Among other things, all the banks (notably the Regionals that had a crisis earlier this year) that were underwater on their bond holdings, are now more underwater.
Jamie Dimon, head of JP Morgan, warned that US interest rates might be headed a lot higher.
These higher yields have been met with huge inflows into the Treasury long-maturity ETF, TLT:
Not surprisingly, a lot of companies can’t take these higher rates. They were struggling as it was. Bankruptcies have been soaring.
One of the “three big levels” that I mentioned has been broken. The others are: the Yen/USD at 150, and USD/gold at $2070.
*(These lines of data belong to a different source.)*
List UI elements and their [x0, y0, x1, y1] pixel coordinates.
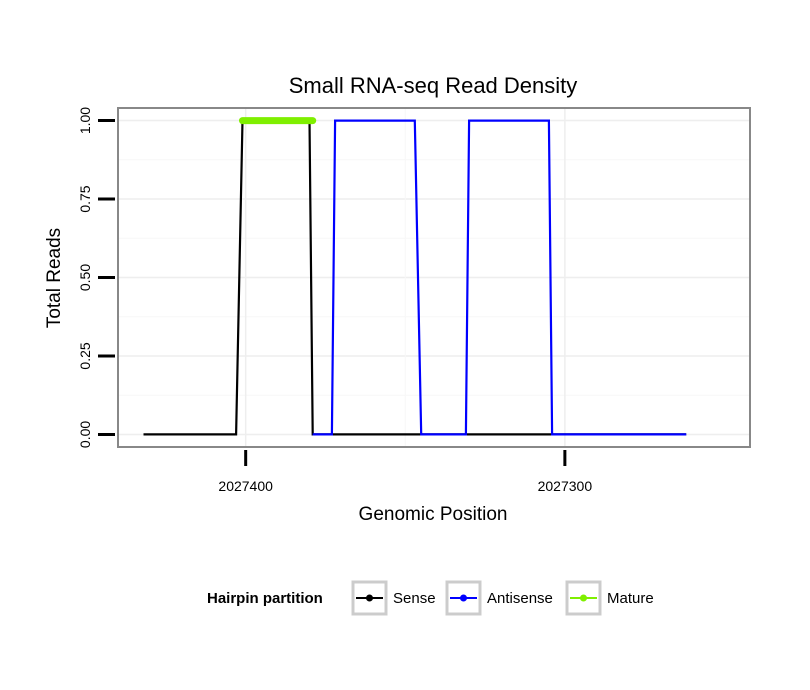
legend-key-point [366, 594, 373, 602]
y-tick-label: 0.00 [77, 421, 93, 448]
legend-label: Antisense [487, 590, 553, 607]
grid [118, 108, 750, 447]
legend-title: Hairpin partition [207, 590, 323, 607]
legend-item-antisense: Antisense [445, 580, 553, 616]
legend-label: Mature [607, 590, 654, 607]
series-line-antisense [312, 119, 687, 436]
plot-panel [117, 107, 751, 448]
legend-item-sense: Sense [351, 580, 436, 616]
x-tick-label: 2027400 [218, 478, 273, 494]
legend-key-point [460, 594, 467, 602]
chart-title: Small RNA-seq Read Density [289, 73, 578, 98]
legend-label: Sense [393, 590, 436, 607]
y-tick-label: 0.50 [77, 264, 93, 291]
y-axis-title: Total Reads [44, 228, 65, 328]
y-tick-label: 0.25 [77, 342, 93, 369]
x-axis-title: Genomic Position [359, 504, 508, 525]
legend: Hairpin partition Sense Antisense Mature [207, 580, 654, 616]
series [143, 117, 687, 436]
y-tick-label: 1.00 [77, 107, 93, 134]
legend-key-point [580, 594, 587, 602]
y-tick-label: 0.75 [77, 185, 93, 212]
legend-item-mature: Mature [565, 580, 654, 616]
axis-ticks: 0.00 0.25 0.50 0.75 1.00 2027400 2027300 [77, 107, 592, 494]
x-tick-label: 2027300 [538, 478, 593, 494]
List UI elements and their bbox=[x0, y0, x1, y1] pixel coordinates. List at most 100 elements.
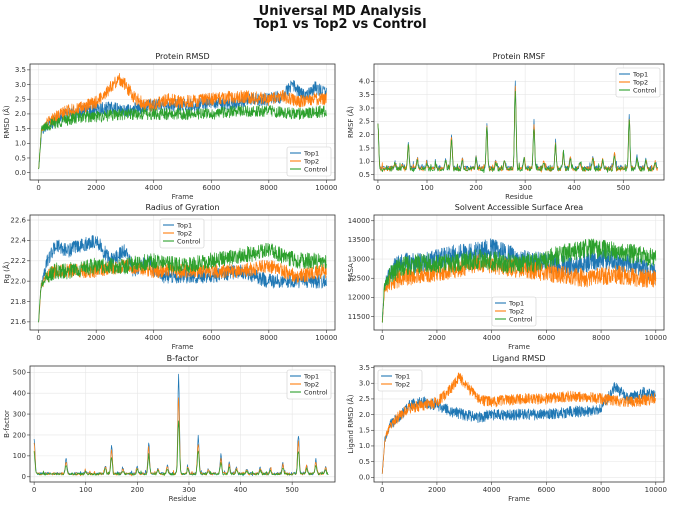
axes-frame bbox=[29, 214, 336, 331]
series-line-top2 bbox=[381, 372, 657, 474]
legend-label-top2: Top2 bbox=[394, 380, 410, 388]
y-tick-label: 400 bbox=[13, 389, 26, 397]
x-tick-label: 2000 bbox=[428, 486, 446, 494]
y-tick-label: 2.5 bbox=[359, 395, 370, 403]
x-tick-label: 10000 bbox=[315, 334, 337, 342]
x-axis-label: Residue bbox=[169, 495, 197, 503]
x-tick-label: 0 bbox=[32, 486, 36, 494]
x-tick-label: 100 bbox=[79, 486, 92, 494]
x-tick-label: 0 bbox=[376, 184, 380, 192]
legend-label-control: Control bbox=[304, 388, 328, 396]
y-axis-label: Ligand RMSD (Å) bbox=[346, 394, 355, 453]
figure-title-line2: Top1 vs Top2 vs Control bbox=[253, 17, 427, 32]
figure-title-line1: Universal MD Analysis bbox=[258, 4, 422, 19]
x-tick-label: 8000 bbox=[260, 334, 278, 342]
y-tick-label: 22.0 bbox=[10, 277, 26, 285]
y-tick-label: 1.0 bbox=[15, 140, 26, 148]
legend-label-control: Control bbox=[304, 165, 328, 173]
y-tick-label: 2.0 bbox=[15, 110, 26, 118]
x-tick-label: 2000 bbox=[87, 334, 105, 342]
axes-frame bbox=[29, 63, 336, 181]
y-tick-label: 3.5 bbox=[359, 91, 370, 99]
series-group bbox=[38, 73, 327, 170]
y-tick-label: 21.6 bbox=[10, 318, 26, 326]
panel-title: Ligand RMSD bbox=[492, 354, 545, 363]
legend-label-top1: Top1 bbox=[303, 149, 319, 157]
y-tick-label: 3.5 bbox=[359, 364, 370, 372]
series-group bbox=[33, 373, 329, 477]
legend-label-top2: Top2 bbox=[303, 380, 319, 388]
x-tick-label: 0 bbox=[36, 184, 40, 192]
x-tick-label: 400 bbox=[234, 486, 247, 494]
y-tick-label: 2.5 bbox=[15, 96, 26, 104]
legend-label-top2: Top2 bbox=[508, 307, 524, 315]
y-tick-label: 22.6 bbox=[10, 216, 26, 224]
x-axis-label: Frame bbox=[172, 343, 194, 351]
y-tick-label: 4.0 bbox=[359, 78, 370, 86]
panel-ligrmsd: 0 2000 4000 6000 8000 10000 0.0 0.5 1.0 1.5 2.0 2.5… bbox=[346, 354, 667, 503]
y-tick-label: 0 bbox=[22, 473, 26, 481]
y-axis-label: RMSF (Å) bbox=[346, 106, 355, 138]
legend-label-top1: Top1 bbox=[176, 221, 192, 229]
y-tick-label: 2.5 bbox=[359, 118, 370, 126]
series-line-control bbox=[38, 242, 327, 323]
x-tick-label: 2000 bbox=[428, 334, 446, 342]
panel-bfactor: 0 100 200 300 400 500 0 100 200 300 400 500 B-factor… bbox=[3, 354, 336, 503]
y-axis-label: B-factor bbox=[3, 410, 11, 438]
series-line-top2 bbox=[33, 397, 329, 477]
x-tick-label: 6000 bbox=[202, 334, 220, 342]
series-group bbox=[38, 234, 327, 323]
x-axis-label: Frame bbox=[508, 495, 530, 503]
x-tick-label: 200 bbox=[469, 184, 482, 192]
x-tick-label: 0 bbox=[380, 334, 384, 342]
series-line-control bbox=[377, 90, 658, 174]
y-tick-label: 3.0 bbox=[359, 380, 370, 388]
panel-title: B-factor bbox=[167, 354, 200, 363]
legend-label-top2: Top2 bbox=[632, 78, 648, 86]
y-tick-label: 0.0 bbox=[15, 169, 26, 177]
x-tick-label: 400 bbox=[568, 184, 581, 192]
y-tick-label: 14000 bbox=[348, 217, 370, 225]
y-tick-label: 200 bbox=[13, 431, 26, 439]
series-line-top1 bbox=[38, 234, 327, 323]
x-tick-label: 8000 bbox=[592, 486, 610, 494]
series-line-top2 bbox=[38, 73, 327, 170]
x-axis-label: Frame bbox=[172, 193, 194, 201]
legend-label-control: Control bbox=[633, 86, 657, 94]
y-tick-label: 0.0 bbox=[359, 474, 370, 482]
axes-frame bbox=[373, 63, 665, 181]
legend-label-top2: Top2 bbox=[303, 157, 319, 165]
x-tick-label: 10000 bbox=[645, 334, 667, 342]
y-tick-label: 1.5 bbox=[15, 125, 26, 133]
y-axis-label: SASA bbox=[347, 263, 355, 282]
y-tick-label: 3.0 bbox=[359, 104, 370, 112]
y-tick-label: 1.5 bbox=[359, 144, 370, 152]
axes-frame bbox=[373, 214, 665, 331]
y-tick-label: 0.5 bbox=[359, 458, 370, 466]
legend-label-top1: Top1 bbox=[508, 299, 524, 307]
panel-title: Protein RMSF bbox=[493, 52, 546, 61]
y-tick-label: 13000 bbox=[348, 255, 370, 263]
series-line-top1 bbox=[33, 373, 329, 477]
legend-label-control: Control bbox=[509, 315, 533, 323]
y-tick-label: 1.0 bbox=[359, 442, 370, 450]
x-tick-label: 6000 bbox=[202, 184, 220, 192]
y-tick-label: 1.5 bbox=[359, 427, 370, 435]
x-tick-label: 8000 bbox=[260, 184, 278, 192]
x-tick-label: 10000 bbox=[315, 184, 337, 192]
series-line-control bbox=[381, 238, 657, 323]
y-tick-label: 21.8 bbox=[10, 298, 26, 306]
y-axis-label: RMSD (Å) bbox=[2, 105, 11, 138]
y-tick-label: 12500 bbox=[348, 275, 370, 283]
y-tick-label: 100 bbox=[13, 452, 26, 460]
x-tick-label: 6000 bbox=[537, 334, 555, 342]
legend-label-top2: Top2 bbox=[176, 229, 192, 237]
axes-frame bbox=[373, 365, 665, 483]
y-tick-label: 1.0 bbox=[359, 158, 370, 166]
series-group bbox=[377, 80, 658, 174]
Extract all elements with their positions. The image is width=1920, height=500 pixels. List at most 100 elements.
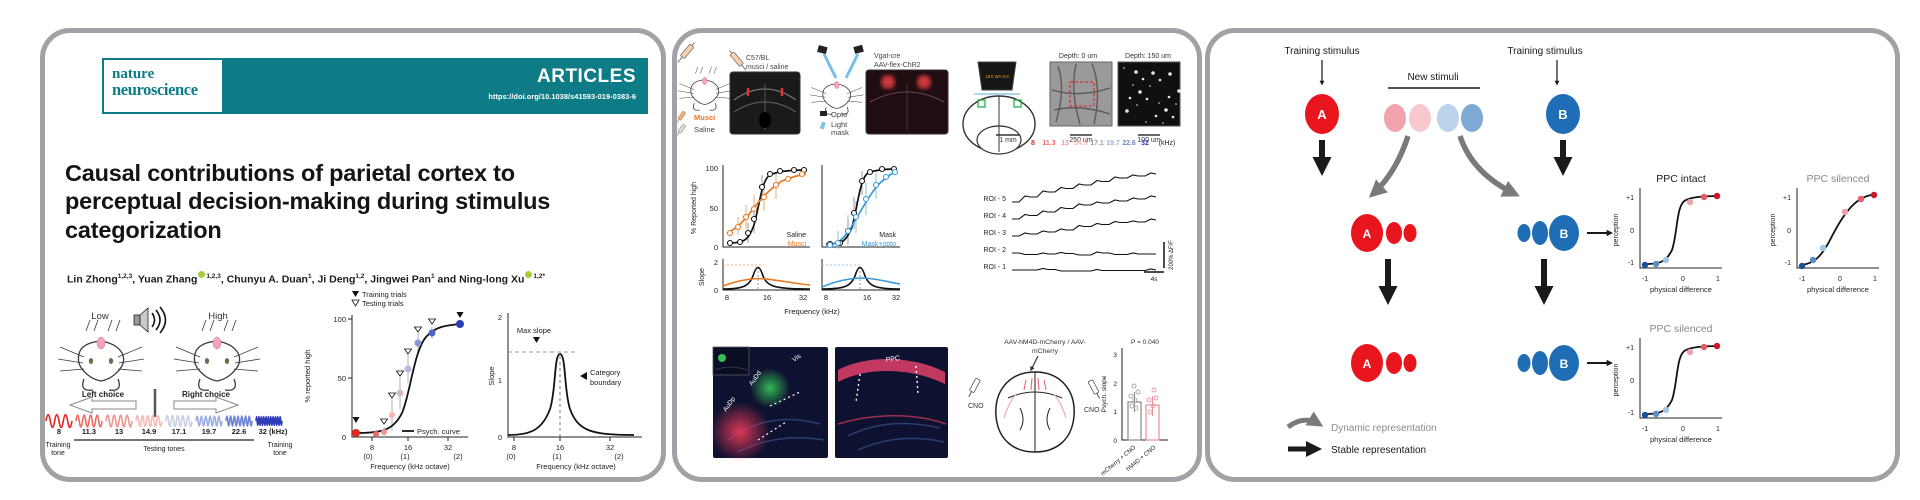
x-axis-label: Frequency (kHz) — [784, 307, 840, 316]
filled-triangle-icon — [352, 291, 359, 297]
fluorescence-section-image — [865, 69, 949, 135]
x-tick: 8 — [512, 443, 516, 452]
task-schematic-figure: Low High Left choice Right choice — [45, 306, 293, 457]
new-stimuli-ellipses — [1384, 104, 1483, 132]
ppc-silenced-late-plot: PPC silenced perception +1 0 -1 -1 0 1 p… — [1613, 323, 1722, 444]
data-points-black — [726, 166, 808, 247]
y-tick: 0 — [1787, 228, 1791, 235]
y-tick: -1 — [1628, 260, 1634, 267]
light-mask-label: mask — [831, 128, 849, 137]
group1-strain: C57/BL — [746, 55, 769, 62]
inactivation-psychometrics: % Reported high 100 50 0 Saline Musci — [691, 164, 900, 316]
legend-maskopto: Mask+opto — [862, 241, 897, 248]
author-list: Lin Zhong1,2,3, Yuan Zhang 1,2,3, Chunyu … — [67, 270, 652, 285]
training-tone-label: Training — [267, 442, 292, 449]
x-axis-label: physical difference — [1807, 285, 1869, 294]
stimulus-b-label: B — [1560, 357, 1569, 371]
psych-curve — [355, 323, 463, 434]
author-sep: , — [364, 273, 371, 285]
slope-plot: Slope 2 1 0 Max slope Category boundary … — [487, 313, 642, 471]
y-tick: 50 — [338, 374, 346, 383]
freq-label: 17.1 — [172, 427, 187, 436]
author-name: Chunyu A. Duan — [226, 273, 308, 285]
row2-red-group: A — [1351, 214, 1417, 252]
x-tick: 0 — [1681, 426, 1685, 433]
freq-label: 32 (kHz) — [259, 427, 288, 436]
y-tick: 3 — [1113, 352, 1117, 359]
x-tick: 1 — [1716, 426, 1720, 433]
scalebar-label: 250 um — [1069, 137, 1093, 144]
orcid-icon[interactable] — [525, 270, 533, 278]
author-affil: 1,2,3 — [206, 272, 221, 280]
right-choice-label: Right choice — [182, 390, 231, 399]
nature-neuroscience-logo: nature neuroscience — [102, 58, 224, 114]
new-stimuli-label: New stimuli — [1407, 72, 1458, 83]
octave-tick: (0) — [506, 452, 516, 461]
y-tick: 100 — [705, 164, 718, 173]
left-choice-arrow — [68, 396, 137, 414]
author-affil: 1,2* — [533, 272, 545, 280]
df-scale-label: 200% ΔF/F — [1169, 240, 1175, 270]
data-points — [352, 320, 464, 437]
surface-vessel-image — [1049, 61, 1113, 127]
author-name: Jingwei Pan — [370, 273, 431, 285]
trial-markers — [352, 312, 464, 425]
bar-category-label: mCherry + CNO — [1100, 445, 1137, 478]
dynamic-legend-arrow — [1286, 411, 1324, 430]
roi-row-label: ROI - 2 — [983, 247, 1006, 254]
curve-legend-label: Psych. curve — [417, 427, 460, 436]
open-triangle-icon — [351, 299, 360, 307]
y-tick: 2 — [1113, 381, 1117, 388]
training-stimulus-label: Training stimulus — [1284, 46, 1359, 57]
x-tick: -1 — [1799, 276, 1805, 283]
roi-calcium-traces: 8 11.3 13 14.9 17.1 19.7 22.6 32 (kHz) R… — [983, 140, 1175, 283]
ppc-silenced-plot: PPC silenced perception +1 0 -1 -1 0 1 p… — [1770, 173, 1879, 294]
x-tick: 32 — [444, 443, 452, 452]
training-stimulus-label: Training stimulus — [1507, 46, 1582, 57]
y-axis-label: % reported high — [303, 350, 312, 403]
window-marker — [977, 99, 986, 108]
virus-arrow — [1030, 355, 1039, 372]
opto-fiber-icon — [817, 45, 828, 55]
scalebar-label: 1 mm — [999, 137, 1017, 144]
psych-slope-bar-chart: Psych. slope 3 2 1 0 P = 0.040 mCherry +… — [1100, 339, 1168, 477]
perception-dots — [1641, 192, 1721, 269]
perception-dots — [1641, 342, 1721, 419]
musci-label: Musci — [694, 113, 715, 122]
author-affil: 1 — [307, 272, 312, 280]
journal-name-line1: nature — [112, 66, 155, 82]
freq-label: 22.6 — [232, 427, 247, 436]
roi-freq-label: 17.1 — [1090, 140, 1104, 147]
x-tick: 8 — [370, 443, 374, 452]
orcid-icon[interactable] — [198, 270, 206, 278]
light-beam — [822, 53, 838, 79]
x-tick: 32 — [892, 293, 900, 302]
boundary-arrow-icon — [580, 372, 587, 380]
x-tick: 16 — [404, 443, 412, 452]
dynamic-legend-label: Dynamic representation — [1331, 423, 1437, 434]
y-tick: -1 — [1628, 410, 1634, 417]
stimulus-b-label: B — [1560, 227, 1569, 241]
y-tick: 0 — [714, 286, 718, 295]
ppc-image: PPC — [835, 347, 948, 458]
dynamic-arrow — [1368, 135, 1411, 198]
doi-link[interactable]: https://doi.org/10.1038/s41593-019-0383-… — [488, 92, 636, 101]
x-tick: 1 — [1873, 276, 1877, 283]
plot-title: PPC silenced — [1649, 323, 1712, 335]
y-axis-label: % Reported high — [691, 182, 698, 234]
row3-blue-group: B — [1517, 345, 1579, 381]
roi-freq-label: 19.7 — [1106, 140, 1120, 147]
octave-tick: (2) — [453, 452, 463, 461]
slope-curve — [507, 353, 635, 436]
articles-label: ARTICLES — [537, 66, 636, 87]
chemogenetics-figure: AAV-hM4D-mCherry / AAV- mCherry CNO CNO … — [968, 339, 1168, 477]
articles-banner: ARTICLES https://doi.org/10.1038/s41593-… — [224, 58, 648, 114]
legend-testing: Testing trials — [362, 299, 404, 308]
y-tick: +1 — [1626, 195, 1634, 202]
x-tick: 0 — [1681, 276, 1685, 283]
representation-model: Training stimulus Training stimulus New … — [1284, 46, 1879, 457]
group1-treatment: musci / saline — [746, 64, 789, 71]
high-label: High — [208, 311, 228, 322]
roi-box — [1069, 81, 1095, 107]
author-affil: 1 — [430, 272, 435, 280]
USD/gold has been heading the other way. But, a Strong Dollar would, not too long from now, put pressure on the JPY/USD rate and also the EUR/USD rate, which also looks a little ugly.
As I’ve said, the US is not so hot, but Europe and Japan are worse. This much JPY/EUR weakness while the USD is still >$1900/oz. is a little spooky. USD Cash and Gold remain the go-to alternatives to both Stocks and Bonds.
Commodity experts Goehring and Rozencwajg became very bullish on gold in their 2Q23 report.
They talk a lot about a “valuation” of gold, but I have never thought that gold has much of a “valuation.” Its primary characteristic is that it is Stable in Value, which of course means that it is never “undervalued” or “overvalued.”